'Gunner Palace'
MOVIE REVIEW
Kenneth Turan, Los Angeles Times
March 4, 2005
Who in America, no matter how highly placed, couldn't honestly confess to Iraq information overload, to having taken in enough about that beleaguered country and its ceaseless crises to last several lifetimes? But no matter how Baghdad-ed out you may feel, make room for "Gunner Palace," a striking new documentary that shows the war in a way it's not been seen before: from the ground up.

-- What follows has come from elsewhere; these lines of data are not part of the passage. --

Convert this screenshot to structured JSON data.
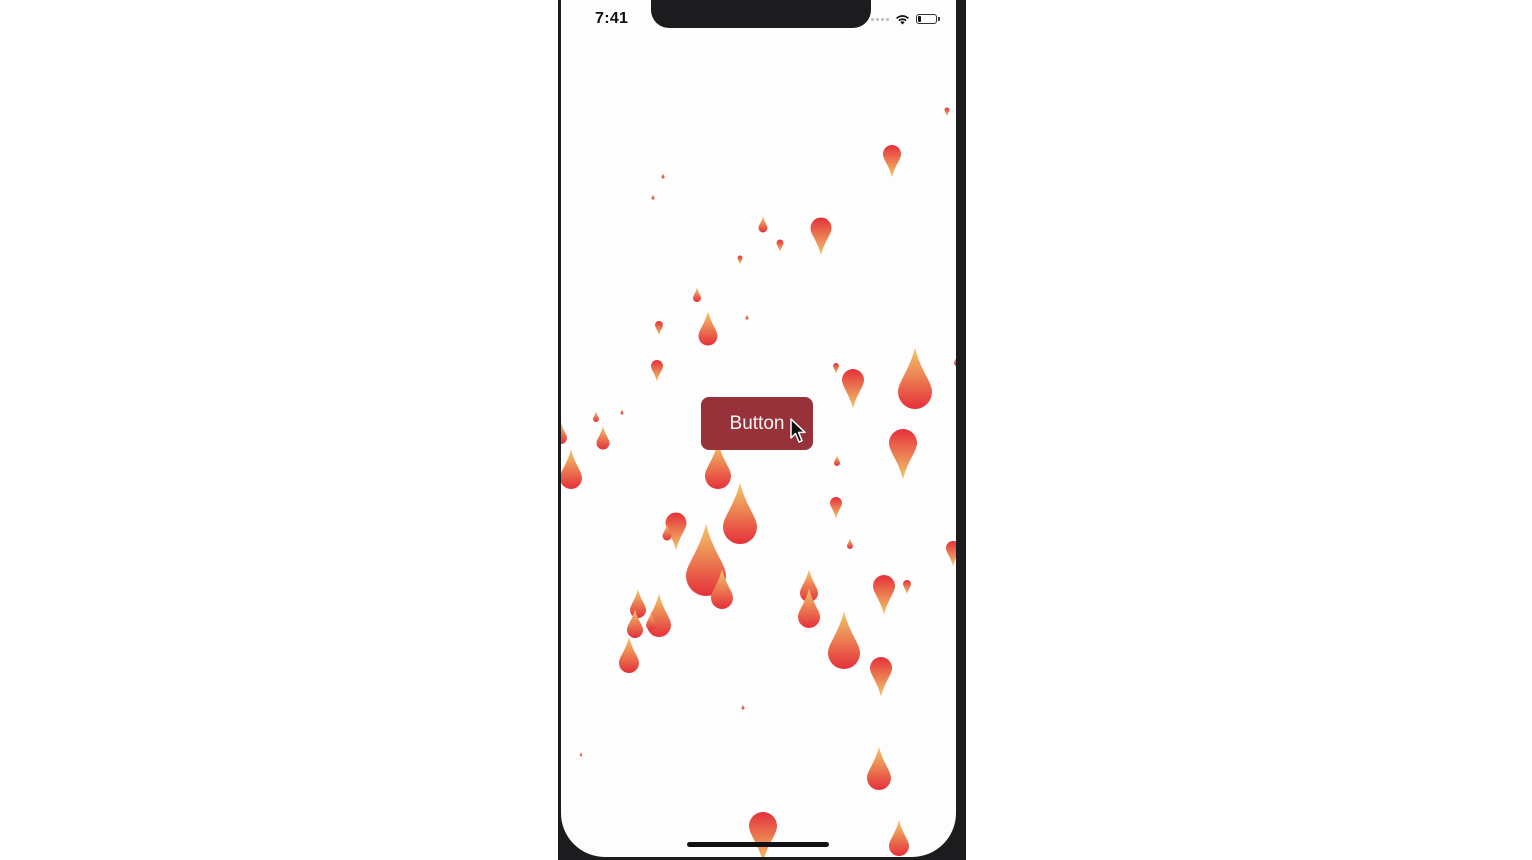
{
  "status_bar": {
    "time": "7:41",
    "icons": [
      "cellular-dots-icon",
      "wifi-icon",
      "battery-icon"
    ],
    "battery_level": 0.2
  },
  "main": {
    "button_label": "Button"
  },
  "theme": {
    "button_color": "#97323a",
    "drop_color_top": "#f2c868",
    "drop_color_bottom": "#e5303b",
    "phone_frame": "#1c1c1e"
  },
  "icons": {
    "cursor": "mouse-pointer-icon",
    "drop": "flame-drop-icon"
  }
}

The gunners of the title are the 400 or so members of a stationed-in-Baghdad U.S. Army artillery brigade that Michael Tucker (who co-directed the film with Petra Epperlein) spent two separate one-month periods with in 2003 and 2004.

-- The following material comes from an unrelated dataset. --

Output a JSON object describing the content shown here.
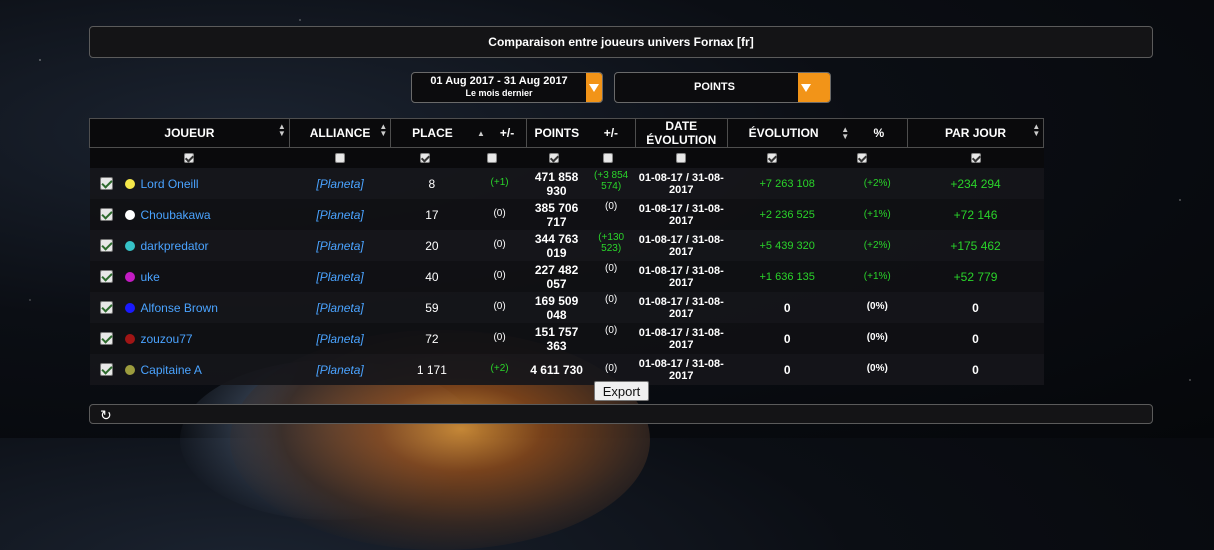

The palace in which the gunners are housed is no euphemism: It is the former pleasure dome of Saddam Hussein's son Uday Hussein, complete with swimming pool and putting green and located in the Adhamiya area of the city, one of the deposed leader's former strongholds.
Unlike the usual documentary procedure, "Gunner Palace" doesn't single out one or two soldiers to follow through the city's mean streets. What it aims for and achieves instead is a group portrait of today's volunteer army, what it's up to and up against in Iraq.
As opposed to the fulsome official rhetoric we hear from time to time on the soundtrack, "Gunner Palace" shows us what grunt-level existence is really like for beleaguered but unbowed U.S. troops. We see the grittiness and the tedium, the heightened unreality and the ever-present danger that make up day-to-day life in this peculiar war zone.
As one of the soldiers laconically puts it, "For y'all, this is just a show, but we live in this movie."
...
The soldiers in "Gunner Palace" are mostly without illusions of any kind, like the man who challenges the audience back home when he poignantly says, "You'll forget all this. The only people who'll remember it is us."
It is this film's accomplishment that it has made sure that won't happen any time soon.